Windows Management Instrumentation
The actor executed WMIC commands to create a copy of the SYSTEM registry.
Command and Scripting Interpreter: PowerShell
The actor used a PowerShell command to identify successful logons to the host.
Command and Scripting Interpreter: Windows Command Shell
The actor used this primary command prompt to execute a query that collected information about the storage devices on the local host.
Server Software Component: Web Shell
The actor used backdoor web servers with web shells to establish persistence to systems, including some of the webshells being derived from Awen webshell.

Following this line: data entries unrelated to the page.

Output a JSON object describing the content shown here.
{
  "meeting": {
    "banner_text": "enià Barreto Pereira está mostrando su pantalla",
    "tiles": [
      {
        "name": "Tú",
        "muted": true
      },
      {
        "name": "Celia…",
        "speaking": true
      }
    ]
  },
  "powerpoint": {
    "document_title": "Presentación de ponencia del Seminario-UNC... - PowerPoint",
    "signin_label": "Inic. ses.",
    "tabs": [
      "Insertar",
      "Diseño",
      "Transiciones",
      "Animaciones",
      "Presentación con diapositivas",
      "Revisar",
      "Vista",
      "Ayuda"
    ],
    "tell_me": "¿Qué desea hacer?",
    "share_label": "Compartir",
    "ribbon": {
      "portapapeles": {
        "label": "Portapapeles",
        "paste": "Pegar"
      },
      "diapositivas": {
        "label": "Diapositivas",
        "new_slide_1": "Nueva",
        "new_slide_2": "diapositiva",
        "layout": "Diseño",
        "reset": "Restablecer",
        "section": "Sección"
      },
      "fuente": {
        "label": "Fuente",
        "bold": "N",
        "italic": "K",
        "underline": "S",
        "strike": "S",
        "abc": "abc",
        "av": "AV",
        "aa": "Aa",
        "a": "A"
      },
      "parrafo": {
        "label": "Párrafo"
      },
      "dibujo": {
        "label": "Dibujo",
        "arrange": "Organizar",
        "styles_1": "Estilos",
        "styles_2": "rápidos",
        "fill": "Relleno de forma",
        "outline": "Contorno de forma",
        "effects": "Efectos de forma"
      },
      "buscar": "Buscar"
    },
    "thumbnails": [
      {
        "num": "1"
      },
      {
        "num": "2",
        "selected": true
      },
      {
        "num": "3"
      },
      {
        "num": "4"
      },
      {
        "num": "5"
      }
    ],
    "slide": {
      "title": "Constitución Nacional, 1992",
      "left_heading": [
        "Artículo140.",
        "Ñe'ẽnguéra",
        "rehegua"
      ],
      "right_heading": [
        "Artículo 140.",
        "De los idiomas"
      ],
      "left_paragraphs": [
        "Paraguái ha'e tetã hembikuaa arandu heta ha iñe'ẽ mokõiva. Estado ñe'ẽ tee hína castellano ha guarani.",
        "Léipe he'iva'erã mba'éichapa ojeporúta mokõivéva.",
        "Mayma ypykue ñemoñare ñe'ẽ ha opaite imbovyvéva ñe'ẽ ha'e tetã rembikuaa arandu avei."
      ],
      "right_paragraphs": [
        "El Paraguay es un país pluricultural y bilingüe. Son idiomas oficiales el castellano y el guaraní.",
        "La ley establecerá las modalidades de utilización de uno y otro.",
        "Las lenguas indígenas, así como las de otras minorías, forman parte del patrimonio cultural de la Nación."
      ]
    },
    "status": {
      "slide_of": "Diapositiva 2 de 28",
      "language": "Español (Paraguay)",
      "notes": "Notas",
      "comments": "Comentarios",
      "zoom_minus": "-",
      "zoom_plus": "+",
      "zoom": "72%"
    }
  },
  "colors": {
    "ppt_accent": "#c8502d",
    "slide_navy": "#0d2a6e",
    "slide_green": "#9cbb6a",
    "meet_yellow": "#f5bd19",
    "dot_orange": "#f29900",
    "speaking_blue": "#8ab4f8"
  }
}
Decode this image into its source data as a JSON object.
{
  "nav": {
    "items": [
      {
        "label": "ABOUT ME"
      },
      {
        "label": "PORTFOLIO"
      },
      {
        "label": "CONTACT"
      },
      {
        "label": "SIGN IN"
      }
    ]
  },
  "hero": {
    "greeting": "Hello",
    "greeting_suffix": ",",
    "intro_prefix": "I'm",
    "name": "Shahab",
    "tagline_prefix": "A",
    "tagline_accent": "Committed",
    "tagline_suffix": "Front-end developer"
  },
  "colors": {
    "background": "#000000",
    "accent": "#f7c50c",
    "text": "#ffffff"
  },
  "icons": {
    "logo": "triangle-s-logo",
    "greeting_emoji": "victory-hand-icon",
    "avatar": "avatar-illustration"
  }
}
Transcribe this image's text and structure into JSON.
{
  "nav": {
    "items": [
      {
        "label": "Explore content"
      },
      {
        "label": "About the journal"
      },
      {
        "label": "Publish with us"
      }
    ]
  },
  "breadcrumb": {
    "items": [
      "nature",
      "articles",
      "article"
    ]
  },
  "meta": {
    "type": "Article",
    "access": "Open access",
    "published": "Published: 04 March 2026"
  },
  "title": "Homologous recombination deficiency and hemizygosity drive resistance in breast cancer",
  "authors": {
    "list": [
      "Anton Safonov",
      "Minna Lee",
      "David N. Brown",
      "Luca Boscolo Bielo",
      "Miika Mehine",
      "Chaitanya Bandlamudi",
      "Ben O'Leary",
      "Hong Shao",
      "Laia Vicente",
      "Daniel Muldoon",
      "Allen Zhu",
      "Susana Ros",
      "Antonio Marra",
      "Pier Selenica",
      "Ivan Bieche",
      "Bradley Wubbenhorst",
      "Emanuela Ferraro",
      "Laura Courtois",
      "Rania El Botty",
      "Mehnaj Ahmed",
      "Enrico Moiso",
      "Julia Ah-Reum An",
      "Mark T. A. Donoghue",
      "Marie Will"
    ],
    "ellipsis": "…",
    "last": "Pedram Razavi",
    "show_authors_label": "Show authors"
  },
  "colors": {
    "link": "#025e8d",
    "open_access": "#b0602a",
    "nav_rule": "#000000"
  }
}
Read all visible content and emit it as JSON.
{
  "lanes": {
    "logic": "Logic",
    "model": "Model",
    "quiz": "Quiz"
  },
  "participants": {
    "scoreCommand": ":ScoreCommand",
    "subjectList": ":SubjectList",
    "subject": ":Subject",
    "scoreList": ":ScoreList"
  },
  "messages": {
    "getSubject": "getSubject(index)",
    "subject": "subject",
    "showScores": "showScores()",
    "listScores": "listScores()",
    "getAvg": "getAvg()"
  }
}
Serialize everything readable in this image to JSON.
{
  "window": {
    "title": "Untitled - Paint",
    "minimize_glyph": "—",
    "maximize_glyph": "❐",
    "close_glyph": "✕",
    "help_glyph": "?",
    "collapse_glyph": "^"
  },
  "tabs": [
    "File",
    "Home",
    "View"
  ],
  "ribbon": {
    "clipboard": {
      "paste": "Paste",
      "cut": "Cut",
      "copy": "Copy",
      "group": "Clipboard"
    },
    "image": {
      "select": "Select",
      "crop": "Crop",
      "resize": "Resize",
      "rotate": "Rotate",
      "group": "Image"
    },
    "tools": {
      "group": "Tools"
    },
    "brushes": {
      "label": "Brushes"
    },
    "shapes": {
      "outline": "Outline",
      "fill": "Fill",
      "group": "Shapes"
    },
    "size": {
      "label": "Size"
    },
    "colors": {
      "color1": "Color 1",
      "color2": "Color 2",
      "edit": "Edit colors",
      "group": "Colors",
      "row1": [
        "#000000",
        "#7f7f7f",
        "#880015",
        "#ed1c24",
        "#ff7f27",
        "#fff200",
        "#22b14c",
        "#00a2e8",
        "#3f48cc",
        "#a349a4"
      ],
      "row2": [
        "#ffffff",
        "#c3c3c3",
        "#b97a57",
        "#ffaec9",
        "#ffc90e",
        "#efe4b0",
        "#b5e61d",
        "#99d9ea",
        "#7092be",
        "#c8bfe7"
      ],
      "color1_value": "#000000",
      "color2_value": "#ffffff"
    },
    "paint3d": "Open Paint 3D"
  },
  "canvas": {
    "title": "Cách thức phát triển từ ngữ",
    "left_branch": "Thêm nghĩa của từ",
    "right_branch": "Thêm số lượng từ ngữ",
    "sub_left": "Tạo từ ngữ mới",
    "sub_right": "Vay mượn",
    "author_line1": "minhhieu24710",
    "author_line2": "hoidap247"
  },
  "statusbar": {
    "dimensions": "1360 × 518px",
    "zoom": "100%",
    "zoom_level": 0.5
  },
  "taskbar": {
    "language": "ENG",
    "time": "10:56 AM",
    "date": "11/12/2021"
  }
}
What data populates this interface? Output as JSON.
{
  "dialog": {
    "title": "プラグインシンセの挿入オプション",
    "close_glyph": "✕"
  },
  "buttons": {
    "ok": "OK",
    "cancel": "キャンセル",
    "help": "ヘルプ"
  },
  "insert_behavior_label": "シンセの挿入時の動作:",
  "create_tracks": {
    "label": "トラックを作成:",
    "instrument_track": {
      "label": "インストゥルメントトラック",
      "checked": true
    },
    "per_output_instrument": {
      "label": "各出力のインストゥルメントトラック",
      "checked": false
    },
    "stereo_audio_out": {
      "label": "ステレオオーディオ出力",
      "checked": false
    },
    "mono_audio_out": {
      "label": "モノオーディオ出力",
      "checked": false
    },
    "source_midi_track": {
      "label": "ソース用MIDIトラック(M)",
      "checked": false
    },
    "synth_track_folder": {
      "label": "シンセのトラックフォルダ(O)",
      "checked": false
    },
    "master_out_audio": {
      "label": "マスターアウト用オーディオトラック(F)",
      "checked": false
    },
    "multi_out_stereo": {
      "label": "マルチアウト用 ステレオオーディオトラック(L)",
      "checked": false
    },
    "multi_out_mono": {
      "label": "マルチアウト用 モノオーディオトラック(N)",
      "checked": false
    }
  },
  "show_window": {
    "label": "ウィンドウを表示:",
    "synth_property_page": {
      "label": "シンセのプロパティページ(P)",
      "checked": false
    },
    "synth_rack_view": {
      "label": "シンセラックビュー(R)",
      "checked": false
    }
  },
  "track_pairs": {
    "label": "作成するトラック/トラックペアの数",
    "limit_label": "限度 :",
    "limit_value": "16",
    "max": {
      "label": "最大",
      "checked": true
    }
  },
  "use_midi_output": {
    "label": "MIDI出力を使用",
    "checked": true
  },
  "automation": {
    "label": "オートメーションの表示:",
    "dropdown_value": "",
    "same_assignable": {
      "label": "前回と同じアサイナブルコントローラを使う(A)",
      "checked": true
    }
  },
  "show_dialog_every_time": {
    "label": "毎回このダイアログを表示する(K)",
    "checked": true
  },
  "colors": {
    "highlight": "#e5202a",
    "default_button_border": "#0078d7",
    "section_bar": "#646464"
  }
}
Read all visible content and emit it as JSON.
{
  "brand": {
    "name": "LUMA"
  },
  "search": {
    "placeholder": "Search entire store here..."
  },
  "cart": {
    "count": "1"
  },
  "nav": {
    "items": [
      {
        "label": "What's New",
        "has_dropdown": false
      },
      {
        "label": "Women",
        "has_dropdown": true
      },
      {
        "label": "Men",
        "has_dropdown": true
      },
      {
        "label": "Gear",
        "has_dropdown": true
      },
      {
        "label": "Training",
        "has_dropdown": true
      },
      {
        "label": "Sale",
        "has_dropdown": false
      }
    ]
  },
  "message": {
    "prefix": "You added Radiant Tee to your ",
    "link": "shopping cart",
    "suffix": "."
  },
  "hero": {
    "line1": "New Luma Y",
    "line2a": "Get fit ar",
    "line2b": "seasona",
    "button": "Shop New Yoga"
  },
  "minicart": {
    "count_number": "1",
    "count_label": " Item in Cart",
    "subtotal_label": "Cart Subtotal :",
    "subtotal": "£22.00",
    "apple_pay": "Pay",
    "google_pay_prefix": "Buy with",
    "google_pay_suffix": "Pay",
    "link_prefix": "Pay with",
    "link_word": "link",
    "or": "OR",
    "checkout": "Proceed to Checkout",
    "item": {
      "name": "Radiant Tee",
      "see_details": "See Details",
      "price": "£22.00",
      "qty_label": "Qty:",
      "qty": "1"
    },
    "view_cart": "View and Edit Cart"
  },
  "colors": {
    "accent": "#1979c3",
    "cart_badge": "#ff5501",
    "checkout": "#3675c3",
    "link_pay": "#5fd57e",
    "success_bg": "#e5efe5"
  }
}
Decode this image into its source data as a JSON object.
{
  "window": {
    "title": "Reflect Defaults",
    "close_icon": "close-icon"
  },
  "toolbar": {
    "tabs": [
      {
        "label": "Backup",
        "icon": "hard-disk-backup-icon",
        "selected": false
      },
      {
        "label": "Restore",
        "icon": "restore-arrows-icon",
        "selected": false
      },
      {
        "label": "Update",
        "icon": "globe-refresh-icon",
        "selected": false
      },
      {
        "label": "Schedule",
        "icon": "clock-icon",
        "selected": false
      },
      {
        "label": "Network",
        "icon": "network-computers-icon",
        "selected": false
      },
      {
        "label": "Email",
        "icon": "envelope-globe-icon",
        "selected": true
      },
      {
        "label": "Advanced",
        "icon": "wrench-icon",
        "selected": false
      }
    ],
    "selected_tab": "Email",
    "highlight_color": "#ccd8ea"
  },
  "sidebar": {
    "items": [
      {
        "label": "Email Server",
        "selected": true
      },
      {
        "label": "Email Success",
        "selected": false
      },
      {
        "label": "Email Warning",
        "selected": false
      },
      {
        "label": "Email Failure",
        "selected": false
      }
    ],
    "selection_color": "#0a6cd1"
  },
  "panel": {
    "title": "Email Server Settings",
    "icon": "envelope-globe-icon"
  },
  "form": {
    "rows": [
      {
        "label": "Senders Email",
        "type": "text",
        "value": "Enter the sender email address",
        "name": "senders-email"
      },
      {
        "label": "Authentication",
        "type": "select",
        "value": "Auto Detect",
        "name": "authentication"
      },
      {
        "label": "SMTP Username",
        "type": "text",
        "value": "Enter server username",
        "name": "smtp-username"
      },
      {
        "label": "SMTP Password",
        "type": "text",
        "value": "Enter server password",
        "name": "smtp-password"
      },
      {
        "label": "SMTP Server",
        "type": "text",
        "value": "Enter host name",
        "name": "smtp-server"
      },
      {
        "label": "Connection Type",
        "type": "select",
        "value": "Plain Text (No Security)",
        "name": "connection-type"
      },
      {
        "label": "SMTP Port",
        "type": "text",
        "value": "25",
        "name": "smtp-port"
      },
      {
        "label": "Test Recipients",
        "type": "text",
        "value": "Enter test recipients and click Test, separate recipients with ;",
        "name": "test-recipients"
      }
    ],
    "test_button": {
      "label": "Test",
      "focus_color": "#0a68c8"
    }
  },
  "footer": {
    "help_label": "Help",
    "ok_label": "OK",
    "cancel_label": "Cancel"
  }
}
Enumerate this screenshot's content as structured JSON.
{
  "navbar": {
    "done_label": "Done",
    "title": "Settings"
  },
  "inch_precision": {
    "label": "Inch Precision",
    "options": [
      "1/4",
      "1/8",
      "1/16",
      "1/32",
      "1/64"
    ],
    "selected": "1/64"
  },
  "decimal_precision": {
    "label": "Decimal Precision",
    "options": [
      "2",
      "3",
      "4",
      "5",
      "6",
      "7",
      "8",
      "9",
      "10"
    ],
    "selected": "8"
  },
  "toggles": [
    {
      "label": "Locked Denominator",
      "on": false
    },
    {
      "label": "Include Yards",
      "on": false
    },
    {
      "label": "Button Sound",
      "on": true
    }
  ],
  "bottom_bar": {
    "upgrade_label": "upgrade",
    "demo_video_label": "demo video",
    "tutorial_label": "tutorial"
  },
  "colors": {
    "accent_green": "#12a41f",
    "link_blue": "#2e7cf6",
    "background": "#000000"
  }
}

The actor selectively cleared Windows Event Logs, system logs, and other technical artifacts to remove evidence of their intrusion activity.
Indicator Removal: Clear Windows Event Logs
The actor cleared system event logs to hide activity of an intrusion.
OS Credential Dumping: NTDS
The actor may try to exfiltrate the ntds.dit file and the SYSTEM registry hive out of the network to perform password cracking.
The actor attempted to gain access to accounts with multiple password attempts.
Brute Force: Password Spraying
The actor used commonly used passwords against accounts to attempt to acquire valid credentials.
OS Credential Dumping
The actor used additional commands to obtain credentials in the environment.
Credentials from Password Stores
The actors searched for common password storage locations.
System Information Discovery
The actors executed commands to gather information about local drives.
System Owner/User Discovery
The actors gathered information about successful logons to the host using a PowerShell command.
Permission Groups Discovery: Local Groups
The actors attempt to find local system groups and permission settings.
Permission Groups Discovery: Doman Groups
The actors used commands to enumerate the active directory structure.
System Network Configuration Discovery
The actors used commands to enumerate the network topology.
Command and Control
The actors used commands to enable port forwarding on the host.
Proxy: External Proxy
The actors used compromised SOHO devices (e.g. routers) to obfuscate the source of their activity.